[Intel-gfx] [PATCH 2/2] [v2] drm/i915: Disable GGTT PTEs on GEN6+ suspend

Thu Oct 17 12:06:12 CEST 2013

At Thu, 17 Oct 2013 10:24:07 +0100,
Chris Wilson wrote:
> 
> On Thu, Oct 17, 2013 at 09:41:09AM +0200, Takashi Iwai wrote:
> > At Wed, 16 Oct 2013 18:27:33 +0100,
> > Chris Wilson wrote:
> > > 
> > > On Wed, Oct 16, 2013 at 10:06:27AM -0700, Ben Widawsky wrote:
> > > > On Wed, Oct 16, 2013 at 05:58:31PM +0100, Chris Wilson wrote:
> > > > > So clearing the valid bit should result in the GPU reporting errors for
> > > > > delayed accesses, but none were reported?
> > > > 
> > > > So I can't actually reproduce the problem for some reason. Paulo will
> > > > need to answer. One theory is the fault information is lost on suspend.
> > > > 
> > > > The original patch put faults both in suspend, and resume. After this, I
> > > > asked Paulo to wedge the GPU, and there I saw faults.
> > > 
> > > If we can capture the error, and it should be very possible to do so, we
> > > should be able to pinpoint the cause quite quickly.

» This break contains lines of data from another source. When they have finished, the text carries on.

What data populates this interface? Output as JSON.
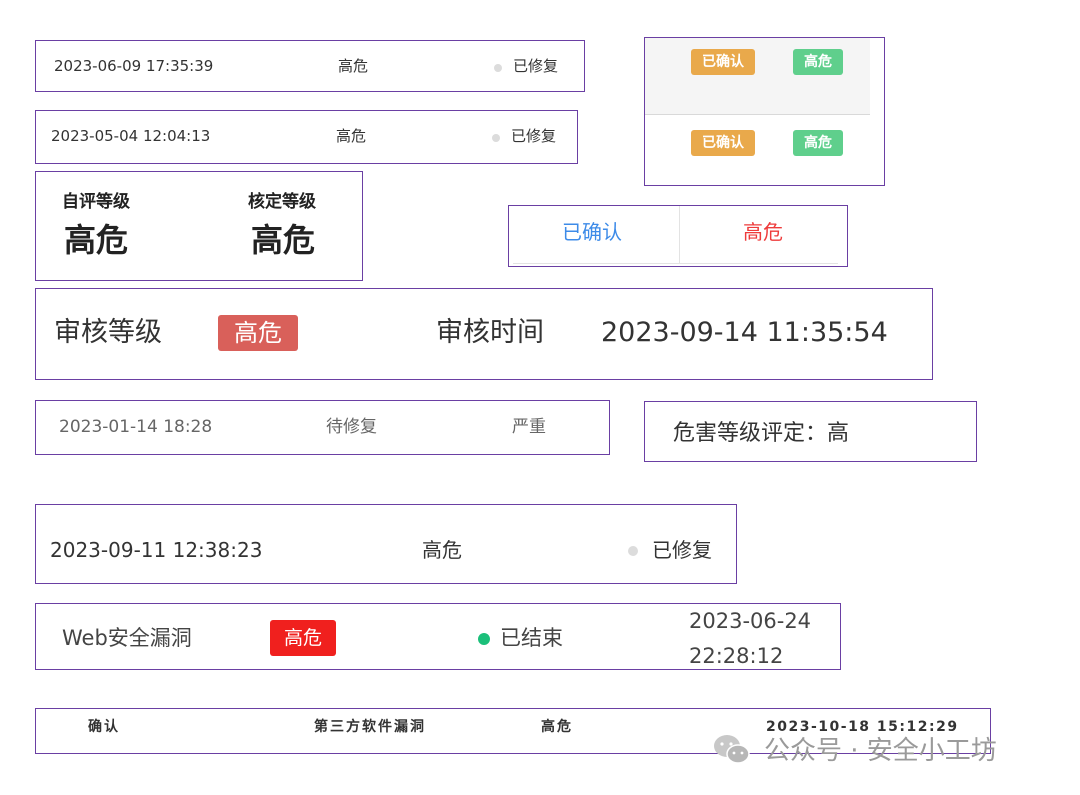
{
  "card1": {
    "time": "2023-06-09 17:35:39",
    "level": "高危",
    "status": "已修复"
  },
  "card2": {
    "time": "2023-05-04 12:04:13",
    "level": "高危",
    "status": "已修复"
  },
  "card3": {
    "self_label": "自评等级",
    "self_value": "高危",
    "verify_label": "核定等级",
    "verify_value": "高危"
  },
  "card4": {
    "rows": [
      {
        "status": "已确认",
        "level": "高危"
      },
      {
        "status": "已确认",
        "level": "高危"
      }
    ]
  },
  "card5": {
    "status": "已确认",
    "level": "高危"
  },
  "card6": {
    "level_label": "审核等级",
    "level": "高危",
    "time_label": "审核时间",
    "time": "2023-09-14 11:35:54"
  },
  "card7": {
    "time": "2023-01-14 18:28",
    "status": "待修复",
    "level": "严重"
  },
  "card8": {
    "text": "危害等级评定：高"
  },
  "card9": {
    "time": "2023-09-11 12:38:23",
    "level": "高危",
    "status": "已修复"
  },
  "card10": {
    "type": "Web安全漏洞",
    "level": "高危",
    "status": "已结束",
    "date": "2023-06-24",
    "time": "22:28:12"
  },
  "card11": {
    "status": "确认",
    "type": "第三方软件漏洞",
    "level": "高危",
    "time": "2023-10-18 15:12:29"
  },
  "watermark": {
    "text": "公众号 · 安全小工坊"
  },
  "colors": {
    "border": "#6a3fa3",
    "orange_tag": "#e9a94b",
    "green_tag": "#5fcf8c",
    "blue_text": "#3d8be8",
    "red_text": "#ee3b3b",
    "salmon_tag": "#d9605a",
    "red_tag": "#f0201e",
    "green_dot": "#1bbf7a",
    "gray_dot": "#dcdcdc"
  }
}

If it is just deferred
> > > writes, it should also be a problem across module unload - which should
> > > be easier for getting debug information out.
> > 
> > The bug is only about S4, thus it's not so easy to capture anything in
> > the resume kernel, as all lost after transition to the restored
> > kernel.
> > 
> > BTW, I also suspect that the similar problem might still happen in
> > other cases, e.g. via kexec even with this patch.
> 
> How are devices idled (or suspended) prior to hibernate resume or kexec?
> >From my reading, i915_drm_freeze() should be called before the resume
> image is executed.

I also didn't follow the complete (and complex) flow, but from my
understanding,

S4 case:
hibernation_restore() in kernel/power/hibernate.c calls
dpm_suspend_start(PMSG_QUIESCE), which invokes pm->freeze in the end.
Since there is no pm->freeze_noirq, dpm_suspend_end(PMSG_QUIESCE) in
resume_target_kernel() shouldn't matter.

kexec case:
it's usually shutdown ops called from kernel_restart_prepare() ->
device_shutdown().  So, it's same as the normal shutdown.  When
KEXEC_PRESERVE_CONTEXT flag is set (where it works like
suspend/resume), dpm_suspend_start(PMSG_FREEZE) will be called, which
again invokes pm->freeze.

i915 driver has no shutdown ops, and it's good so (we'd like to see
the messages), but this means the device is still active at the normal
kexec until the very latest stage, I'm afraid.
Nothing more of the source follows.